Leo Fender redesigned the guitar to include the trademark six-on-a-side headstock. He reshaped the neck so it was narrower at the nut. He also ran the strings through the body to rivets on the back that served as string stops. This gave the guitar more resonance.

Country bands usually consisted of an acoustic player and a steel player, a drummer, a fiddler, an electric guitar player, maybe a banjo player and possibly a string bass player. Leo’s concern was about the electric player. How could he add some versatility to the guitars sound? What if there was no bass player? Could the electric player cover the bass lines?

To solve this, he added a unique three position tone circuit. The third position was the pickup wired directly to the 250k volume potentiometer, but not the tone control. This gave the guitar an added boost and a bright sound. Eddie Van Halen did the same thing to give his home-made guitar a hotter sound.
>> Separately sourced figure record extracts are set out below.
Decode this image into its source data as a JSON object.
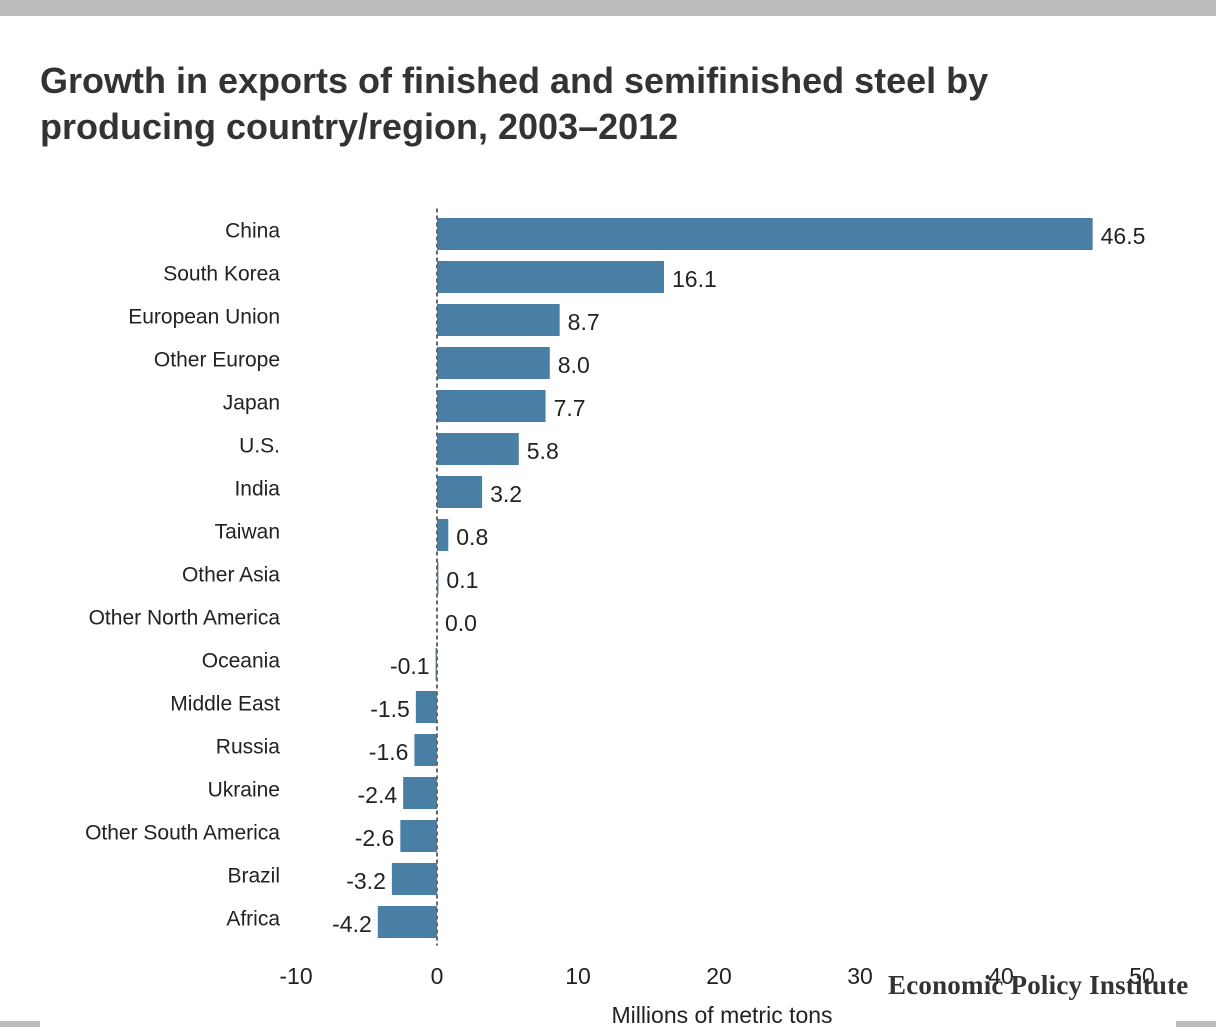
{
  "chart_data": {
    "type": "bar",
    "orientation": "horizontal",
    "title": "Growth in exports of finished and semifinished steel by producing country/region, 2003–2012",
    "xlabel": "Millions of metric tons",
    "ylabel": "",
    "categories": [
      "China",
      "South Korea",
      "European Union",
      "Other Europe",
      "Japan",
      "U.S.",
      "India",
      "Taiwan",
      "Other Asia",
      "Other North America",
      "Oceania",
      "Middle East",
      "Russia",
      "Ukraine",
      "Other South America",
      "Brazil",
      "Africa"
    ],
    "values": [
      46.5,
      16.1,
      8.7,
      8.0,
      7.7,
      5.8,
      3.2,
      0.8,
      0.1,
      0.0,
      -0.1,
      -1.5,
      -1.6,
      -2.4,
      -2.6,
      -3.2,
      -4.2
    ],
    "value_labels": [
      "46.5",
      "16.1",
      "8.7",
      "8.0",
      "7.7",
      "5.8",
      "3.2",
      "0.8",
      "0.1",
      "0.0",
      "-0.1",
      "-1.5",
      "-1.6",
      "-2.4",
      "-2.6",
      "-3.2",
      "-4.2"
    ],
    "xlim": [
      -10,
      50
    ],
    "xticks": [
      -10,
      0,
      10,
      20,
      30,
      40,
      50
    ],
    "xtick_labels": [
      "-10",
      "0",
      "10",
      "20",
      "30",
      "40",
      "50"
    ],
    "grid": false,
    "zero_line": "dashed",
    "colors": {
      "bar": "#4a7fa5",
      "zero_line": "#666666"
    }
  },
  "source": {
    "brand": "Economic Policy Institute"
  }
}
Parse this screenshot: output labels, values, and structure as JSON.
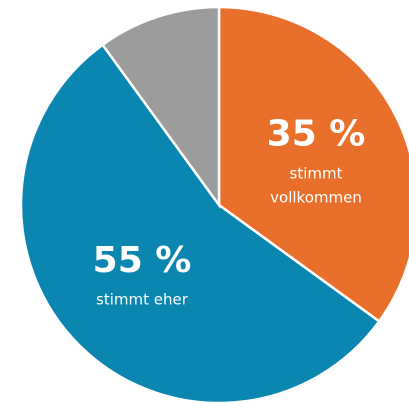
{
  "chart_data": {
    "type": "pie",
    "categories": [
      "stimmt vollkommen",
      "stimmt eher",
      null
    ],
    "values": [
      35,
      55,
      10
    ],
    "value_labels": [
      "35 %",
      "55 %",
      null
    ],
    "colors": [
      "#e8702a",
      "#0a86b0",
      "#9c9c9c"
    ],
    "start_angle": 90,
    "direction": "clockwise"
  }
}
The middle position was the pickup wired to the volume and 250 tone potentiometer with a .05uF capacitor running between the tone and volume pots to ground.

The first position included a .05uF capacitor wired to a 3.3k resistor which was wired to yet another .05uF capacitor that is wired to ground. This position yielded a fixed bass tone. Fender thought this would allow the guitarist to cover bass lines.

The original Esquire was slightly shallower than the prototype and had a solid ash body. The body had a butterscotch colour and the scratch plate was solid black. The control plate was mounted parallel to the bridge plate.

The next logical step was a two pickup Esquire, which Fender called a Broadcaster. Unfortunately, the Gretsch Company manufactured a drum set called The Broadcaster and requested that Fender not use the name.

"Telecaster" guitars from this period did not have a model name on the headstock. These have come to be known as Nocasters.


Fender briefly discontinued promoting The Esquire during this period. However it was reintroduced in 1951 and this time it came with a truss rod. The Esquire and The Telecaster now utilized the same bodies. Both were routed out for two pickups.

The Esquire with its one pickup sold for a slightly lower price. A guitarist could easily convert an Esquire to a Telecaster with the purchase of an additional pickup and a Telecaster scratch plate. Many guitars modified their Esquires.

The Esquire remained in the Fender line up until 1969, when it was discontinued due to lack of sales.

During the transition years of the mid 1980’s, when Fender guitars were all produced in Japan, a Japanese Fender Esquire model was produced based on the 1954 specs.

Several years ago, Fender offered a Squier Avril Lavigne model, with only one bridge pickup. I suppose this could be construed as an Esquire.

The Esquire is once again being offered in Fenders current line up. I played the new model last week and guarantee it is a beaut!